La Bce può anche fermare i rialzi dei tassi, ma il rischio che i salari non tengano il passo dei prezzi, anche alimentari, rimane. Questo è l’incipit dell’articolo di Paolo Annoni pubblicato su IlSussidiario.net (CLICCA QUI) e che affronta la questione dell’inflazione a seguito della pubblicazione da parte dell’Istat del  “conto trimestrale delle amministrazioni pubbliche, reddito e risparmio delle famiglie e profitti delle società” del primo trimestre 2023.

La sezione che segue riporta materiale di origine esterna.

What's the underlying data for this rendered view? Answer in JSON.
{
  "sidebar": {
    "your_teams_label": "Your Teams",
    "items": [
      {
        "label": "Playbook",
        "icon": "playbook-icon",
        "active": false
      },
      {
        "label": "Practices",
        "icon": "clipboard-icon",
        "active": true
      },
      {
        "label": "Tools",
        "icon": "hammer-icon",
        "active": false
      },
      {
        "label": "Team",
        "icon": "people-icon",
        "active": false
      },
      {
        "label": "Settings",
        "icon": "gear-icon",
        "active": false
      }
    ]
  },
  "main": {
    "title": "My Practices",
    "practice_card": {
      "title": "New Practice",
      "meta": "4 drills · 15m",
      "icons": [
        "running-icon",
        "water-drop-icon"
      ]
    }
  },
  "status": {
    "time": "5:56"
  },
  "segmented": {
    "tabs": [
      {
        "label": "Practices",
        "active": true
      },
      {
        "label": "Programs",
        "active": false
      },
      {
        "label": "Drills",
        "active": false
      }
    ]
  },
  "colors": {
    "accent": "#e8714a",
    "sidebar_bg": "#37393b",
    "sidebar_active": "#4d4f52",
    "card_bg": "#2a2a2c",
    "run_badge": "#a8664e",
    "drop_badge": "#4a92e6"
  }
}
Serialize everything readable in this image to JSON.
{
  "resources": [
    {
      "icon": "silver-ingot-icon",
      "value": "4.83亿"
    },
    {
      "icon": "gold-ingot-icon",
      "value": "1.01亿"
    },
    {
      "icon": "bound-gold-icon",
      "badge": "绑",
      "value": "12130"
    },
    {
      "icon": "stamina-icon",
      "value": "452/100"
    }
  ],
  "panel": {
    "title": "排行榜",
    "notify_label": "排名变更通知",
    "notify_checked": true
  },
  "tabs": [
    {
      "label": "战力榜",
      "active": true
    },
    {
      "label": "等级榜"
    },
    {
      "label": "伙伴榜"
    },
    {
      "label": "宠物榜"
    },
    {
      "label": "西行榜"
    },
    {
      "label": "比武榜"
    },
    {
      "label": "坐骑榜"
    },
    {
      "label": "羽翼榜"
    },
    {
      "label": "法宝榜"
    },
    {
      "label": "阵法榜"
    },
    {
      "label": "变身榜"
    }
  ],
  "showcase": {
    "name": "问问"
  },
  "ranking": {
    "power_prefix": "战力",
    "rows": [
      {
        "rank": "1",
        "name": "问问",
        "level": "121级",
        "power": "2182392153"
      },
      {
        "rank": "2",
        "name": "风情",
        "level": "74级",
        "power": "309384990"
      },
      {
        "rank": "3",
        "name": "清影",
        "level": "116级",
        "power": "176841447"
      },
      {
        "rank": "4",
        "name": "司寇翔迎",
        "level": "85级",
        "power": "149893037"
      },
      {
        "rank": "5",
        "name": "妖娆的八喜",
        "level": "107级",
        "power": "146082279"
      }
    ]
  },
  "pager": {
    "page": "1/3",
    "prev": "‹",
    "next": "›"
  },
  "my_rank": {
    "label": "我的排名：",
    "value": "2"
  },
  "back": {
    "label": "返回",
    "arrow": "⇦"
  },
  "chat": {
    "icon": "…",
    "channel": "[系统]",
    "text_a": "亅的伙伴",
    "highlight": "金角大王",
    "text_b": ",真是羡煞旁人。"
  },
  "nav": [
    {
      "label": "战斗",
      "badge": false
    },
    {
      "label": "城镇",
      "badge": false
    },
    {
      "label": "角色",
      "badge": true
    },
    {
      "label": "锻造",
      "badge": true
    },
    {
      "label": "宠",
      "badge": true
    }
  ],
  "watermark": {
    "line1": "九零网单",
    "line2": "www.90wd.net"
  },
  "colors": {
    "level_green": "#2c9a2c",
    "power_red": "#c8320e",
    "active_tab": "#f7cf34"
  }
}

Secondo Annoni, “Il problema, nel contesto attuale, è tutto spostato sulla crescita dei salari perché finite le politiche
monetarie espansive, finiti i deficit fuori scala e finiti i risparmi eccezionalmente accumulati nel 2020 e nel 2021 quello che rimane sono prezzi molto più alti di due anni fa. la pubblicazione offre alcuni dati utili a partire dall’aumento del potere d’acquisto delle famiglie, salito del 3,1%, rispetto al trimestre precedente” e che “l’Istat dice molto altro. Spiega che l’indebitamento netto delle amministrazioni pubbliche rispetto al Pil nel primo trimestre è stato del -12,1%; è il secondo peggior saldo primario dal 1999 dietro solo al dato del 2021. La politica fiscale è stata ancora espansiva. La pressione fiscale nello stesso trimestre è stata del 37%, in diminuzione dello 0,9%, rispetto al primo trimestre del 2022. La propensione al risparmio delle famiglie è salita di 2,3 percentuali, al 7,6%, rispetto al quarto trimestre 2023. Soprattutto la quota di profitto delle società non finanziarie, al 43,7% nel primo trimestre, ha fatto registrare il dato più alto dal 2010 per il primo trimestre.